What Would Barbara Say About Today’s GOP? A Tribute to a Colleague and Straight-shooter
Wednesday, August 2nd, 2023By Bob Gaydos
A colleague with whom I spent 29 years carefully avoiding talking politics died the other day. In my sorrow at her passing, I contemplated what it would be like talking politics with her today.
She would have hated it.
Barbara Bedell was a prominent fixture at the Times Herald-Record in Middletown, NY, when I started working there in 1978. She was an even more prominent fixture when I retired from the newspaper 29 years later.
She remained another 10 years, cranking out her daily column of news you can’t find in local papers today. Fund-raisers, charities, non-profits, civic organizations, the stuff that makes a community. Names, names, names. Everyone wanted their name or their group mentioned in Barbara’s column.
I worked at a desk next to hers for about a decade. It offered handy access to the famous Bedell candy dish and was close enough to share gossip.
Barbara knew a lot of people. But she also knew about being discreet and had learned to reconcile her somewhat conservative political views with the decidedly liberal views offered daily on the paper’s editorial page, editorials written for the most part by me.
I knew she was a longtime, loyal registered Republican, a Ronald Reagan Republican, from her proud roots in Annapolis to stops in South Dakota and Poughkeepsie. She often donated to Republican political campaigns, but she never let her political preferences influence who was mentioned in her column. Or who was not. She played it straight.
It was that straight-shooter trait I remembered when I ran into Barbara four years after I had retired. I was working on a column for my blog and the 2012 presidential campaign was in full swing.
Not having talked politics in a while, I asked, in total innocence, “What do you think of the presidential candidates your party is offering?”
She did not disappoint.
“It is absurd, insulting. None of them is qualified. It’s embarrassing. Obama is going to win in a landslide. I couldn’t vote for any of them.”
“Not even Romney?”
“No.”
“But how did this happen? How did this gang become the Republican Party’s best and brightest?”

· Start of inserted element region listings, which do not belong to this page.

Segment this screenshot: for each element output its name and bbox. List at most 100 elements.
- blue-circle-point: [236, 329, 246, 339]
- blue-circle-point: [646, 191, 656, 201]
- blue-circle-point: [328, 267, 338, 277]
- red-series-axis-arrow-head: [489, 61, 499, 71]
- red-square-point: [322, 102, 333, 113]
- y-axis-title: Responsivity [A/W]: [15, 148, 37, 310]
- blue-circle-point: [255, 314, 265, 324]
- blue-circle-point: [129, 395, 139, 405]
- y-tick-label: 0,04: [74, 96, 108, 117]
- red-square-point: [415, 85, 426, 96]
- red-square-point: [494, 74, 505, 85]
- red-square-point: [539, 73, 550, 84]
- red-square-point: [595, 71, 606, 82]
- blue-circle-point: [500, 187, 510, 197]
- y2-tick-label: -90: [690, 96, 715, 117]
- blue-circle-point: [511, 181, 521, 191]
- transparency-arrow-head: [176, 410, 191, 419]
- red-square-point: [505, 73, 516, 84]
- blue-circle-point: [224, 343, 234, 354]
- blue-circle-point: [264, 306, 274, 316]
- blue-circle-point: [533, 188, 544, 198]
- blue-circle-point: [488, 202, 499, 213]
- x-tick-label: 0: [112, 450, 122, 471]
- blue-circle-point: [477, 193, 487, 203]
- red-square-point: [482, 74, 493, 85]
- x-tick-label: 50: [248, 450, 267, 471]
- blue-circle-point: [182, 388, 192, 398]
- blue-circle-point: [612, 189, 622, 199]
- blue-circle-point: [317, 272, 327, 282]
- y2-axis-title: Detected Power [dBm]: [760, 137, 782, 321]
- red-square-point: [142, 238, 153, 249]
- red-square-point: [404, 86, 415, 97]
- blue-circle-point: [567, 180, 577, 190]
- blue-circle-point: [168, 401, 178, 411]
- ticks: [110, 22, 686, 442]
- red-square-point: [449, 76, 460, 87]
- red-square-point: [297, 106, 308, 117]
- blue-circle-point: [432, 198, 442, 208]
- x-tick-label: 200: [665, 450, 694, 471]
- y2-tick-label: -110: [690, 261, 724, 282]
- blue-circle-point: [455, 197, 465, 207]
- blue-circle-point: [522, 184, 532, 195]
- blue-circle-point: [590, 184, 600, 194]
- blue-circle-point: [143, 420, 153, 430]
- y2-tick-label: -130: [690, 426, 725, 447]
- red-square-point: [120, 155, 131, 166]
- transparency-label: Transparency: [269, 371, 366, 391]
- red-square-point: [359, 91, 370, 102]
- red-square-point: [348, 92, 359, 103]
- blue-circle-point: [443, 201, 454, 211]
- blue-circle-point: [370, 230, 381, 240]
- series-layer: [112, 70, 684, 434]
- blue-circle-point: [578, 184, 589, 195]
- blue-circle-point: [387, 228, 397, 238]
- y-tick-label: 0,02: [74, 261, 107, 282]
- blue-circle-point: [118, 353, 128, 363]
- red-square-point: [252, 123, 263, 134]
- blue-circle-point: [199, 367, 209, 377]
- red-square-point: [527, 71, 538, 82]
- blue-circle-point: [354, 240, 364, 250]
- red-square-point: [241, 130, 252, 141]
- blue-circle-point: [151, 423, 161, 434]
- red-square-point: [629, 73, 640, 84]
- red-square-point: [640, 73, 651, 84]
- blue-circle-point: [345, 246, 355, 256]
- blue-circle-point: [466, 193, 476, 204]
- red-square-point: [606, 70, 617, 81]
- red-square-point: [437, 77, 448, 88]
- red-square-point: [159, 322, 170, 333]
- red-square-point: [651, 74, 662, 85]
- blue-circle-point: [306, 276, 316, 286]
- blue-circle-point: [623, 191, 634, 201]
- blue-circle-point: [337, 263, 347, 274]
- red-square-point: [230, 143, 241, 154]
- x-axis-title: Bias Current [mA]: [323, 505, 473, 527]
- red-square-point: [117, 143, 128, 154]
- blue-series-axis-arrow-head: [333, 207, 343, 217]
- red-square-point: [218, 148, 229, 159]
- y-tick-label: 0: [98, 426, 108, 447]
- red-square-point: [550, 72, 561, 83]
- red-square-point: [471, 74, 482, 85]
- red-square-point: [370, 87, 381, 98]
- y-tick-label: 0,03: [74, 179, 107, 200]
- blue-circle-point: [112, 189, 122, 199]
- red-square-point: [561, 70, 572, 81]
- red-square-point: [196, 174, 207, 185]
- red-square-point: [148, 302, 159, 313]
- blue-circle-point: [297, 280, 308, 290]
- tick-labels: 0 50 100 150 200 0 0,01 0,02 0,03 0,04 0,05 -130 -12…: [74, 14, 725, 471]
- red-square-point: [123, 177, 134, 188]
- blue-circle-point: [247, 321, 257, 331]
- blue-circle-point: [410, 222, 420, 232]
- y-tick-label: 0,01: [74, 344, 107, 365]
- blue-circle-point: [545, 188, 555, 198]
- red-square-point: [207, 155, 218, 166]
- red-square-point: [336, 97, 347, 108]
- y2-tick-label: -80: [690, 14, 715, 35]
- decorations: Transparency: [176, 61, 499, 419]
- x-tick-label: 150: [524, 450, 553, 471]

“They’re not. And all those (Tea Party) Republicans who got elected last time are going to lose next time. It’s a disgrace. I got phone calls from all the Republican campaign fund-raising committees. I told them not to call me. I’m not giving any of them any money.”
“So who would you like to see run for president?” I asked Barbara.
“Hillary Clinton. And don’t use my name.”
“Spoken like a true Republican,” I wrote.
It was a great kicker for the column, but how prophetic those last lines proved to be.
A disgrace, she had called her party’s leading figures at the time. The Republican candidates for president in December of 2011, when Barbara and I had this brief conversation, were Rick Perry, Michele Bachmann, Herman Cain, Ron Paul, Rick Santorum, Newt Gingrich and the two Mormon candidates, Jon Huntsman and Mitt Romney.
The field ate each other up. Huntsman was too smart and reasonable. Romney simply said whatever the audience of the day wanted to hear. He won. Then, as Barbara predicted, Obama beat him.
The story at the time was that loyal Republicans kept quiet about the candidates’ obvious lack of presidential qualifications until and unless they were vying for the same nomination. Republican candidates could see their fellow candidates’ flaws all too clearly. They keep quiet about them only when it suited them to do otherwise.
The traditional party faithful, the “moderates,” as Barbara described herself, mostly kept their opinions of the candidates to themselves. And Barbara was wrong about one thing: Some of those Tea Party candidates kept winning. As a result, the party core steadily became more and more conservative, anti-science, anti-immigrant. anti-education, anti-gay, anti-anything but white, Christian nationalist philosophy.
Mostly, they kept this to themselves as well. Then Donald Trump came along and let them out of the closet to trumpet their ignorance, intolerance and occasional inclination to violence. Party leaders, well aware of the shortcomings of Trump and many of their fellow elected Republicans, again kept it to themselves.
And so fear and cowardice have become the bywords of the Republican Party today. It doesn’t matter that what you know in your heart is true, just do not speak ill of the ignorant elite if you don’t want to lose your job, or worse.
Today, having become the party of Trump — a man twice impeached, found guilty of sexual assault, charged with campaign finance fraud for paying hush money to a porn star, indicted for attempting to overturn the legitimate results of an election, a conspiracy to threaten the rights of others, a conspiracy to obstruct an official proceeding before Congress and obstruction of an official proceeding, about to be indicted for a separate conspiracy to overturn the results of a legitimate election and indicted for concealing and refusing to return classified government documents — the continued silence of most Republicans is deafening.
So what would my departed friend and colleague, Barbara Bedell, think of the Republican Party candidates for president today?
I don’t think she’d mind me speculating. Listening over the divider that separated our desks, I think I can hear her muttering quietly, “They’re a disgrace, Gaydos. An embarrassment to America. And you can quote me.”